(National Zoo/Mei Xiang’s den was closed Sunday to provide a quiet area for the potentially pregnant panda.)

Anticipation appears to be growing at the National Zoo, where officials closed the giant panda habitat on Sunday to keep a quiet area around possibly pregnant giant panda Mei Xiang.

Mei Xiang was inseminated artificially March 1, inaugurating a suspenseful waiting period.

On Sunday, the zoo made this announcement, suggesting that matters were progressing toward a conclusion sooner rather than later:

“The David M. Rubenstein Family Giant Panda Habitat will be closed to keep a quiet area around female giant panda Mei Xiang’s den who is exhibiting signs of pregnancy or pseudopregnancy.” Pseudopregnancy is a false pregnancy.

The zoo said its other giant pandas, Tian Tian and Bei Bei, could be viewed in their outdoor yards each day until 2 p.m.

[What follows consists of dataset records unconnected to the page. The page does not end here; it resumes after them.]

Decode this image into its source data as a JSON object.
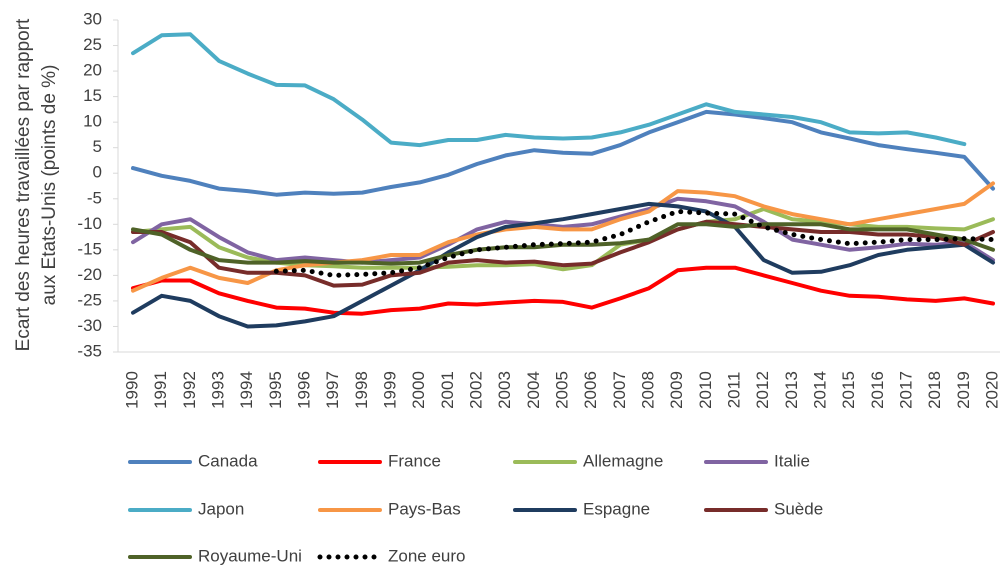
{
  "chart_data": {
    "type": "line",
    "ylabel": [
      "Ecart des heures travaillées par rapport",
      "aux Etats-Unis (points de %)"
    ],
    "categories": [
      "1990",
      "1991",
      "1992",
      "1993",
      "1994",
      "1995",
      "1996",
      "1997",
      "1998",
      "1999",
      "2000",
      "2001",
      "2002",
      "2003",
      "2004",
      "2005",
      "2006",
      "2007",
      "2008",
      "2009",
      "2010",
      "2011",
      "2012",
      "2013",
      "2014",
      "2015",
      "2016",
      "2017",
      "2018",
      "2019",
      "2020"
    ],
    "ylim": [
      -35,
      30
    ],
    "yticks": [
      -35,
      -30,
      -25,
      -20,
      -15,
      -10,
      -5,
      0,
      5,
      10,
      15,
      20,
      25,
      30
    ],
    "legend": "bottom",
    "series": [
      {
        "name": "Canada",
        "color": "#4f81bd",
        "values": [
          1,
          -0.5,
          -1.5,
          -3,
          -3.5,
          -4.2,
          -3.8,
          -4,
          -3.8,
          -2.7,
          -1.8,
          -0.3,
          1.8,
          3.5,
          4.5,
          4,
          3.8,
          5.5,
          8,
          10,
          12,
          11.5,
          10.8,
          10,
          8,
          6.8,
          5.5,
          4.7,
          4,
          3.2,
          -3
        ]
      },
      {
        "name": "France",
        "color": "#ff0000",
        "values": [
          -22.5,
          -21,
          -21,
          -23.5,
          -25,
          -26.3,
          -26.5,
          -27.3,
          -27.5,
          -26.8,
          -26.5,
          -25.5,
          -25.7,
          -25.3,
          -25,
          -25.2,
          -26.3,
          -24.5,
          -22.5,
          -19,
          -18.5,
          -18.5,
          -20,
          -21.5,
          -23,
          -24,
          -24.2,
          -24.7,
          -25,
          -24.5,
          -25.5
        ]
      },
      {
        "name": "Allemagne",
        "color": "#9bbb59",
        "values": [
          -11.5,
          -11,
          -10.5,
          -14.5,
          -16.5,
          -17.5,
          -18,
          -18.2,
          -18.5,
          -18.5,
          -18.5,
          -18.3,
          -18,
          -18,
          -17.8,
          -18.8,
          -18,
          -14,
          -13,
          -11,
          -9.5,
          -9,
          -7,
          -9,
          -9.5,
          -10,
          -10.5,
          -10.5,
          -10.8,
          -11,
          -9
        ]
      },
      {
        "name": "Italie",
        "color": "#8064a2",
        "values": [
          -13.5,
          -10,
          -9,
          -12.5,
          -15.5,
          -17,
          -16.5,
          -17,
          -17.5,
          -17,
          -16.5,
          -14,
          -11,
          -9.5,
          -10,
          -10.5,
          -10,
          -8.5,
          -7,
          -5,
          -5.5,
          -6.5,
          -9.5,
          -13,
          -14,
          -15,
          -14.5,
          -13.8,
          -14,
          -13.5,
          -17
        ]
      },
      {
        "name": "Japon",
        "color": "#4bacc6",
        "values": [
          23.5,
          27,
          27.2,
          22,
          19.5,
          17.3,
          17.2,
          14.5,
          10.5,
          6,
          5.5,
          6.5,
          6.5,
          7.5,
          7,
          6.8,
          7,
          8,
          9.5,
          11.5,
          13.5,
          12,
          11.5,
          11,
          10,
          8,
          7.8,
          8,
          7,
          5.7,
          null
        ]
      },
      {
        "name": "Pays-Bas",
        "color": "#f79646",
        "values": [
          -23,
          -20.5,
          -18.5,
          -20.5,
          -21.5,
          -19,
          -18,
          -17.5,
          -17,
          -16,
          -16,
          -13.5,
          -12,
          -11,
          -10.5,
          -11,
          -11,
          -9,
          -7.5,
          -3.5,
          -3.8,
          -4.5,
          -6.5,
          -8,
          -9,
          -10,
          -9,
          -8,
          -7,
          -6,
          -2
        ]
      },
      {
        "name": "Espagne",
        "color": "#1f3c5f",
        "values": [
          -27.3,
          -24,
          -25,
          -28,
          -30,
          -29.8,
          -29,
          -28,
          -25,
          -22,
          -19,
          -15.5,
          -12.5,
          -10.5,
          -9.8,
          -9,
          -8,
          -7,
          -6,
          -6.5,
          -7.5,
          -10.5,
          -17,
          -19.5,
          -19.3,
          -18,
          -16,
          -15,
          -14.5,
          -14,
          -17.5
        ]
      },
      {
        "name": "Suède",
        "color": "#772c2a",
        "values": [
          -11.5,
          -11.5,
          -13.5,
          -18.5,
          -19.5,
          -19.5,
          -20,
          -22,
          -21.8,
          -20,
          -19.5,
          -17.5,
          -17,
          -17.5,
          -17.3,
          -18,
          -17.7,
          -15.5,
          -13.5,
          -11,
          -9.5,
          -10,
          -10.5,
          -11,
          -11.5,
          -11.5,
          -12,
          -12,
          -12.5,
          -14,
          -11.5
        ]
      },
      {
        "name": "Royaume-Uni",
        "color": "#4f6228",
        "values": [
          -11,
          -12,
          -15,
          -17,
          -17.5,
          -17.5,
          -17.2,
          -17.5,
          -17.5,
          -17.7,
          -17.5,
          -16,
          -15,
          -14.5,
          -14.5,
          -14,
          -14,
          -13.7,
          -13,
          -10,
          -10,
          -10.5,
          -10,
          -10,
          -10,
          -11,
          -11,
          -11,
          -12,
          -13,
          -15
        ]
      },
      {
        "name": "Zone euro",
        "color": "#000000",
        "line_style": "dotted",
        "values": [
          null,
          null,
          null,
          null,
          null,
          -19.2,
          -19,
          -20,
          -19.8,
          -19.5,
          -18.5,
          -16.5,
          -15,
          -14.5,
          -14,
          -13.8,
          -13.5,
          -12,
          -9.5,
          -7.5,
          -7.8,
          -8,
          -10.5,
          -12,
          -13,
          -13.8,
          -13.5,
          -13,
          -13,
          -12.8,
          -13
        ]
      }
    ]
  }
}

Only ultrasound testing can confirm that a giant panda is pregnant. As of last week, the zoo said, no confirmation had been provided.

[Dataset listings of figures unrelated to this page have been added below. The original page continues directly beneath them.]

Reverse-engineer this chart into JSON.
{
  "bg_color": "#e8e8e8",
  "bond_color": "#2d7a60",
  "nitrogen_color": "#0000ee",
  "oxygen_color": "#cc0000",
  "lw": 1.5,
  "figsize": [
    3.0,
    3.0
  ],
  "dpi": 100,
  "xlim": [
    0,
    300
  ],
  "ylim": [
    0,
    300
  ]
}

Ultrasound is the only sure way to tell whether a giant panda is pregnant before an actual delivery. (National Zoo photo)

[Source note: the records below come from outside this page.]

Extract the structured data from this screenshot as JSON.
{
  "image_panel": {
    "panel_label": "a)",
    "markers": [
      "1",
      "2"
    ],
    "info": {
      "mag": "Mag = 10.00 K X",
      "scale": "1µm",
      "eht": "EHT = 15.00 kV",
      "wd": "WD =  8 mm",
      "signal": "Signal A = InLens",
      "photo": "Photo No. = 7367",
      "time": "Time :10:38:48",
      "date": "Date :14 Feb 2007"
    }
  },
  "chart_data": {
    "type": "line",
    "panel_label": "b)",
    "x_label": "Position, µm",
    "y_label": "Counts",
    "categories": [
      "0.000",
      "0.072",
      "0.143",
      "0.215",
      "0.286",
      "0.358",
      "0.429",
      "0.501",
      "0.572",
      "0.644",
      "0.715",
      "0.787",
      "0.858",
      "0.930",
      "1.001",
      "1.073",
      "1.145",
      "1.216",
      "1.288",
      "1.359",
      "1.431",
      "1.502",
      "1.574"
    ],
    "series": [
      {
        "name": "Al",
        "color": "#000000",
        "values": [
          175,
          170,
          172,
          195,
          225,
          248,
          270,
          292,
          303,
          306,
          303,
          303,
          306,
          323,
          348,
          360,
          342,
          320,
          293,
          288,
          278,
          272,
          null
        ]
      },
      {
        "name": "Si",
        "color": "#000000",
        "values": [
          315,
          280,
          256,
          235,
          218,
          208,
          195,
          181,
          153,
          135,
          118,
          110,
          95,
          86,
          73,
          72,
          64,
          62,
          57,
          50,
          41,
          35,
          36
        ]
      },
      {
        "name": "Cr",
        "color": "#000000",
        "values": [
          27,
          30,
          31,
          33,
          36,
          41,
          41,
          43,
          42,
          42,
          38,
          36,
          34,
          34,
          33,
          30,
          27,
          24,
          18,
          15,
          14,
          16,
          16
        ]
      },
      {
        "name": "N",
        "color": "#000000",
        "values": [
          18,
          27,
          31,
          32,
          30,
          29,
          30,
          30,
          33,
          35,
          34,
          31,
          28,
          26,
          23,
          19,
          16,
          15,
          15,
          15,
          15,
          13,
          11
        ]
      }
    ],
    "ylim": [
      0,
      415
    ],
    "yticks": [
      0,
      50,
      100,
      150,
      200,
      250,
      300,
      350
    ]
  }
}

But, the zoo said, Mei Xiang has apparently had the hormone increase that is consistent with both pregnancy and false pregnancy.

This increase, which is a secondary rise for the panda, indicates that Mei Xiang “will either give birth or experience the final stages of a pseudopregnancy within the next month,” the zoo said Thursday.

In addition, the zoo said in its latest announcement, she is showing the behavior pattern expected after the hormone increase. “She is building a nest in her den, has a decreased appetite, is sleeping more and is reacting to loud noises,” it said.

So, the zoo indicated, it will hope for the best. And do what it can. Including the hanging on the den door of a figurative sign saying, “Do not disturb.”